The name Shu'ayb is strictly Arabic (meaning "the one who shows the right path" or "little tribe") and bears absolutely no linguistic or etymological connection to the Hebrew names Yitro (Jethro) or Reuel.
Muhammad co-opted an existing, non-biblical folk legend or regional monotheistic hero popular among the pre-Islamic North Arabian tribes living near the ruins of Midian.By retroactively identifying this local legendary figure with Moses' father-in-law, the Quran attempted to seamlessly fuse regional Arabian folklore with the immense historical prestige of the Hebrew Exodus, giving the new religion a false sense of deep antiquity in the Hijaz.
The specific focus of Shu'ayb's preaching—condemning highway robbery and the tampering of commercial weights and scales—reflects 7th-century Meccan realities, not ancient Midianite history.
The merchant oligarchy of the Quraysh tribe derived their wealth from manipulating the transit trade scales and enforcing unfair interest rates along the caravan routes.

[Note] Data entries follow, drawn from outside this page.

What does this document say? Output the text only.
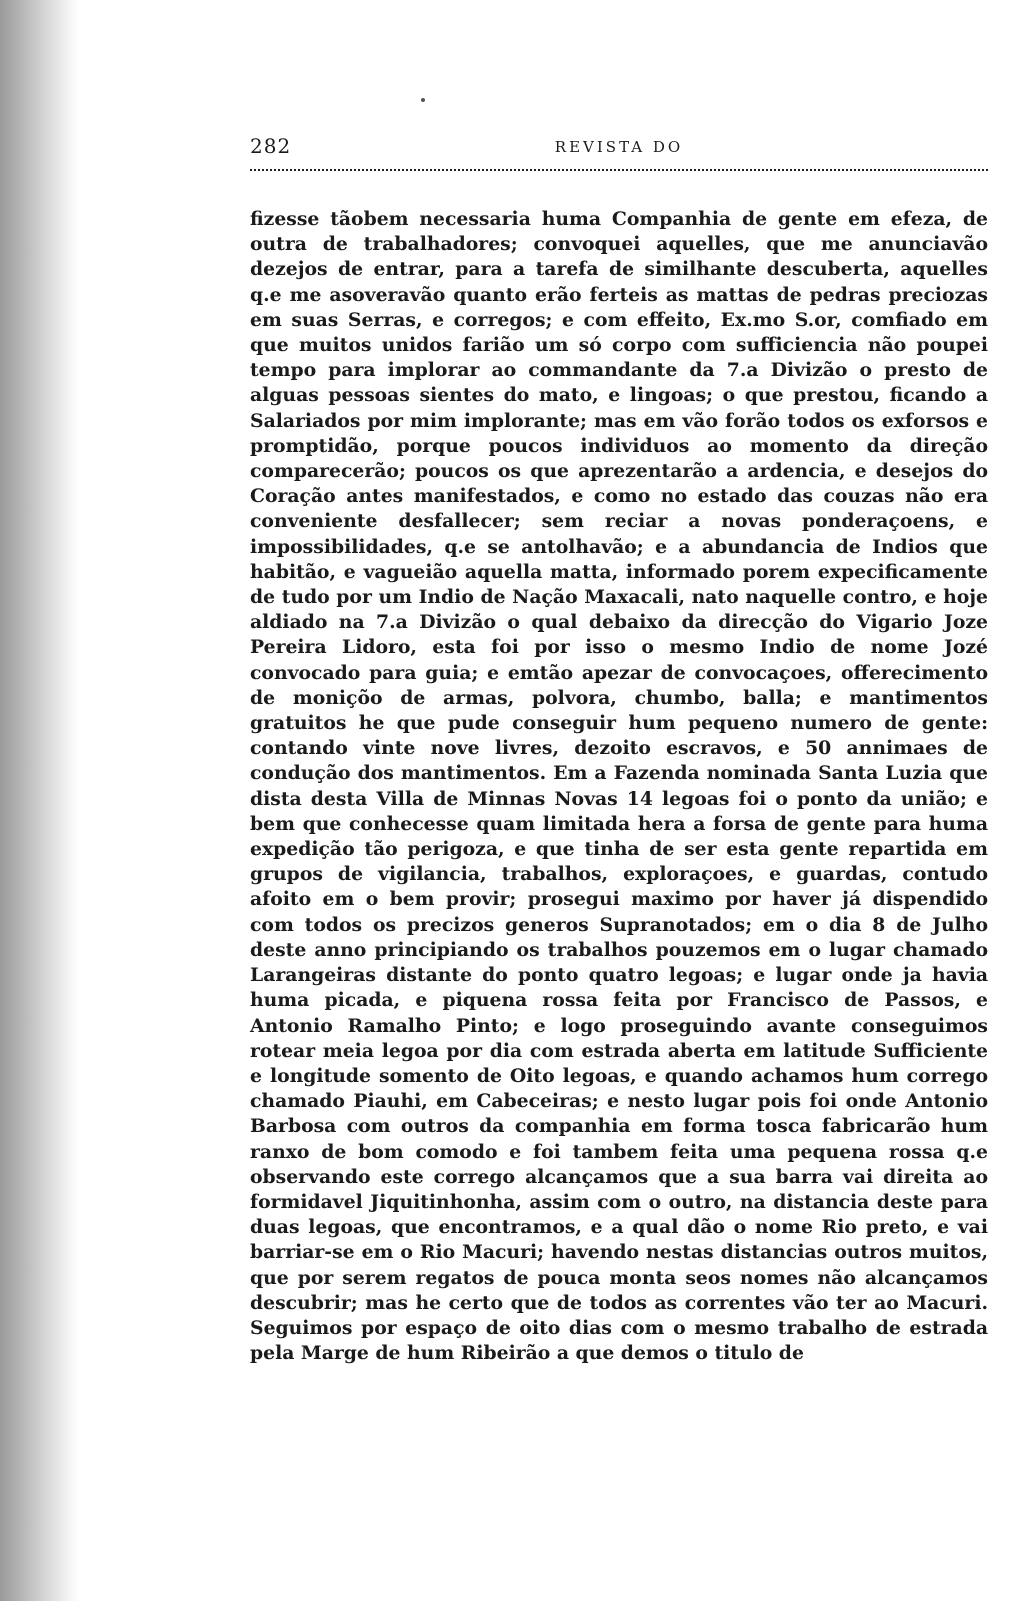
282	REVISTA DO

fizesse tãobem necessaria huma Companhia de gente em efeza, de outra de trabalhadores; convoquei aquelles, que me anunciavão dezejos de entrar, para a tarefa de similhante descuberta, aquelles q.e me asoveravão quanto erão ferteis as mattas de pedras preciozas em suas Serras, e corregos; e com effeito, Ex.mo S.or, comfiado em que muitos unidos farião um só corpo com sufficiencia não poupei tempo para implorar ao commandante da 7.a Divizão o presto de alguas pessoas sientes do mato, e lingoas; o que prestou, ficando a Salariados por mim implorante; mas em vão forão todos os exforsos e promptidão, porque poucos individuos ao momento da direção comparecerão; poucos os que aprezentarão a ardencia, e desejos do Coração antes manifestados, e como no estado das couzas não era conveniente desfallecer; sem reciar a novas ponderaçoens, e impossibilidades, q.e se antolhavão; e a abundancia de Indios que habitão, e vagueião aquella matta, informado porem expecificamente de tudo por um Indio de Nação Maxacali, nato naquelle contro, e hoje aldiado na 7.a Divizão o qual debaixo da direcção do Vigario Joze Pereira Lidoro, esta foi por isso o mesmo Indio de nome Jozé convocado para guia; e emtão apezar de convocaçoes, offerecimento de moniçõo de armas, polvora, chumbo, balla; e mantimentos gratuitos he que pude conseguir hum pequeno numero de gente: contando vinte nove livres, dezoito escravos, e 50 annimaes de condução dos mantimentos. Em a Fazenda nominada Santa Luzia que dista desta Villa de Minnas Novas 14 legoas foi o ponto da união; e bem que conhecesse quam limitada hera a forsa de gente para huma expedição tão perigoza, e que tinha de ser esta gente repartida em grupos de vigilancia, trabalhos, exploraçoes, e guardas, contudo afoito em o bem provir; prosegui maximo por haver já dispendido com todos os precizos generos Supranotados; em o dia 8 de Julho deste anno principiando os trabalhos pouzemos em o lugar chamado Larangeiras distante do ponto quatro legoas; e lugar onde ja havia huma picada, e piquena rossa feita por Francisco de Passos, e Antonio Ramalho Pinto; e logo proseguindo avante conseguimos rotear meia legoa por dia com estrada aberta em latitude Sufficiente e longitude somento de Oito legoas, e quando achamos hum corrego chamado Piauhi, em Cabeceiras; e nesto lugar pois foi onde Antonio Barbosa com outros da companhia em forma tosca fabricarão hum ranxo de bom comodo e foi tambem feita uma pequena rossa q.e observando este corrego alcançamos que a sua barra vai direita ao formidavel Jiquitinhonha, assim com o outro, na distancia deste para duas legoas, que encontramos, e a qual dão o nome Rio preto, e vai barriar-se em o Rio Macuri; havendo nestas distancias outros muitos, que por serem regatos de pouca monta seos nomes não alcançamos descubrir; mas he certo que de todos as correntes vão ter ao Macuri. Seguimos por espaço de oito dias com o mesmo trabalho de estrada pela Marge de hum Ribeirão a que demos o titulo de
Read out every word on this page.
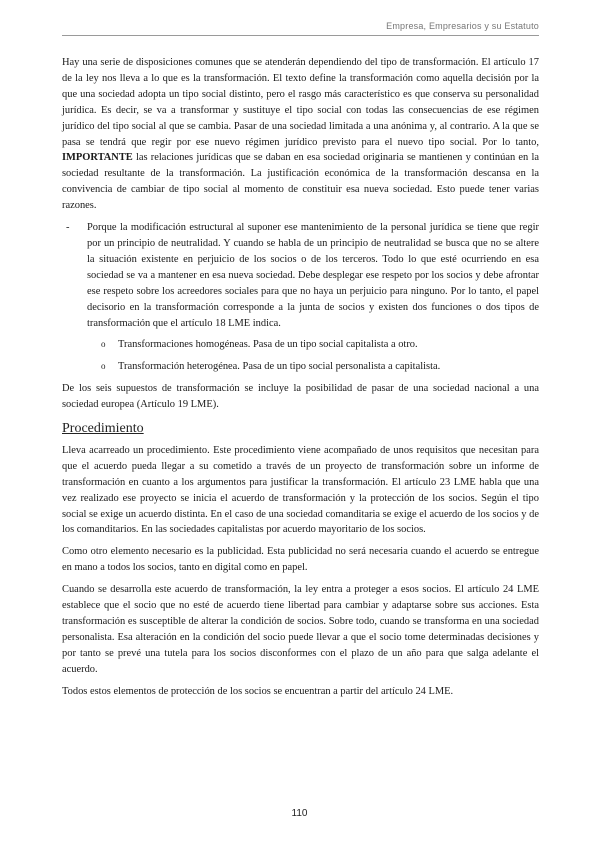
Empresa, Empresarios y su Estatuto

Hay una serie de disposiciones comunes que se atenderán dependiendo del tipo de transformación. El artículo 17 de la ley nos lleva a lo que es la transformación. El texto define la transformación como aquella decisión por la que una sociedad adopta un tipo social distinto, pero el rasgo más característico es que conserva su personalidad jurídica. Es decir, se va a transformar y sustituye el tipo social con todas las consecuencias de ese régimen jurídico del tipo social al que se cambia. Pasar de una sociedad limitada a una anónima y, al contrario. A la que se pasa se tendrá que regir por ese nuevo régimen jurídico previsto para el nuevo tipo social. Por lo tanto, IMPORTANTE las relaciones jurídicas que se daban en esa sociedad originaria se mantienen y continúan en la sociedad resultante de la transformación. La justificación económica de la transformación descansa en la convivencia de cambiar de tipo social al momento de constituir esa nueva sociedad. Esto puede tener varias razones.

- Porque la modificación estructural al suponer ese mantenimiento de la personal jurídica se tiene que regir por un principio de neutralidad. Y cuando se habla de un principio de neutralidad se busca que no se altere la situación existente en perjuicio de los socios o de los terceros. Todo lo que esté ocurriendo en esa sociedad se va a mantener en esa nueva sociedad. Debe desplegar ese respeto por los socios y debe afrontar ese respeto sobre los acreedores sociales para que no haya un perjuicio para ninguno. Por lo tanto, el papel decisorio en la transformación corresponde a la junta de socios y existen dos funciones o dos tipos de transformación que el artículo 18 LME indica.
o Transformaciones homogéneas. Pasa de un tipo social capitalista a otro.
o Transformación heterogénea. Pasa de un tipo social personalista a capitalista.

De los seis supuestos de transformación se incluye la posibilidad de pasar de una sociedad nacional a una sociedad europea (Artículo 19 LME).

Procedimiento

Lleva acarreado un procedimiento. Este procedimiento viene acompañado de unos requisitos que necesitan para que el acuerdo pueda llegar a su cometido a través de un proyecto de transformación sobre un informe de transformación en cuanto a los argumentos para justificar la transformación. El artículo 23 LME habla que una vez realizado ese proyecto se inicia el acuerdo de transformación y la protección de los socios. Según el tipo social se exige un acuerdo distinta. En el caso de una sociedad comanditaria se exige el acuerdo de los socios y de los comanditarios. En las sociedades capitalistas por acuerdo mayoritario de los socios.

Como otro elemento necesario es la publicidad. Esta publicidad no será necesaria cuando el acuerdo se entregue en mano a todos los socios, tanto en digital como en papel.

Cuando se desarrolla este acuerdo de transformación, la ley entra a proteger a esos socios. El artículo 24 LME establece que el socio que no esté de acuerdo tiene libertad para cambiar y adaptarse sobre sus acciones. Esta transformación es susceptible de alterar la condición de socios. Sobre todo, cuando se transforma en una sociedad personalista. Esa alteración en la condición del socio puede llevar a que el socio tome determinadas decisiones y por tanto se prevé una tutela para los socios disconformes con el plazo de un año para que salga adelante el acuerdo.

Todos estos elementos de protección de los socios se encuentran a partir del artículo 24 LME.

110
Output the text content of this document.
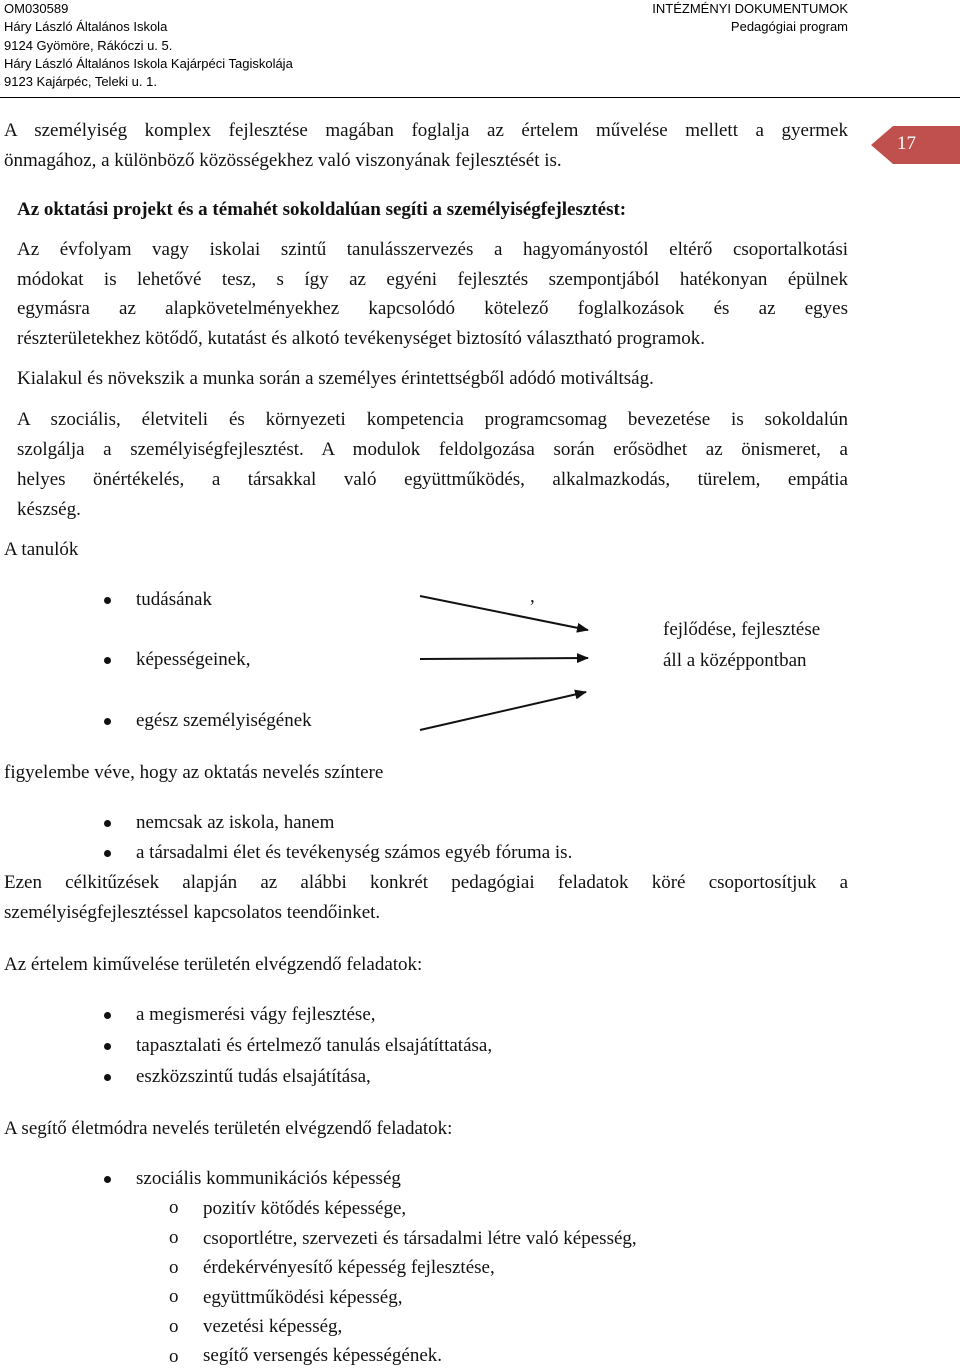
OM030589
Háry László Általános Iskola
9124 Gyömöre, Rákóczi u. 5.
Háry László Általános Iskola Kajárpéci Tagiskolája
9123 Kajárpéc, Teleki u. 1.
INTÉZMÉNYI DOKUMENTUMOK
Pedagógiai program
17

A személyiség komplex fejlesztése magában foglalja az értelem művelése mellett a gyermek

önmagához, a különböző közösségekhez való viszonyának fejlesztését is.

Az oktatási projekt és a témahét sokoldalúan segíti a személyiségfejlesztést:

Az évfolyam vagy iskolai szintű tanulásszervezés a hagyományostól eltérő csoportalkotási

módokat is lehetővé tesz, s így az egyéni fejlesztés szempontjából hatékonyan épülnek

egymásra az alapkövetelményekhez kapcsolódó kötelező foglalkozások és az egyes

részterületekhez kötődő, kutatást és alkotó tevékenységet biztosító választható programok.

Kialakul és növekszik a munka során a személyes érintettségből adódó motiváltság.

A szociális, életviteli és környezeti kompetencia programcsomag bevezetése is sokoldalún

szolgálja a személyiségfejlesztést. A modulok feldolgozása során erősödhet az önismeret, a

helyes önértékelés, a társakkal való együttműködés, alkalmazkodás, türelem, empátia

készség.

A tanulók

tudásának	,

fejlődése, fejlesztése

képességeinek,	áll a középpontban

egész személyiségének

figyelembe véve, hogy az oktatás nevelés színtere

nemcsak az iskola, hanem

a társadalmi élet és tevékenység számos egyéb fóruma is.

Ezen célkitűzések alapján az alábbi konkrét pedagógiai feladatok köré csoportosítjuk a

személyiségfejlesztéssel kapcsolatos teendőinket.

Az értelem kiművelése területén elvégzendő feladatok:

a megismerési vágy fejlesztése,

tapasztalati és értelmező tanulás elsajátíttatása,

eszközszintű tudás elsajátítása,

A segítő életmódra nevelés területén elvégzendő feladatok:

szociális kommunikációs képesség

o pozitív kötődés képessége,

o csoportlétre, szervezeti és társadalmi létre való képesség,

o érdekérvényesítő képesség fejlesztése,

o együttműködési képesség,

o vezetési képesség,

o segítő versengés képességének.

By turning Jethro’s narrative into a fiery economic sermon against fraudulent weights, and demonstrating that God physically crushed those ancient merchants into dust, the Quran provided an immediate, localized threat to the Meccan elites. It hijacked a biblical figure to serve as a contemporary political weapon for Muhammad's immediate socio-economic battles.
The Quranic transformation of Jethro into Shu'ayb is a textbook case of late-date, secondary textual manipulation. By stripping the Midianite patriarch of his distinct priestly office, inventing a historical-defying total destruction of his people, and grafting on local Arabian merchant polemics, the text betrays its human compilation.
This exposes how Islam systematically erases the rich, organic historical progress of the Old Testament—substituting a profound biblical narrative of inter-ethnic covenantal wisdom for a repetitive 7th-century warning designed to legitimize a local Arabian movement.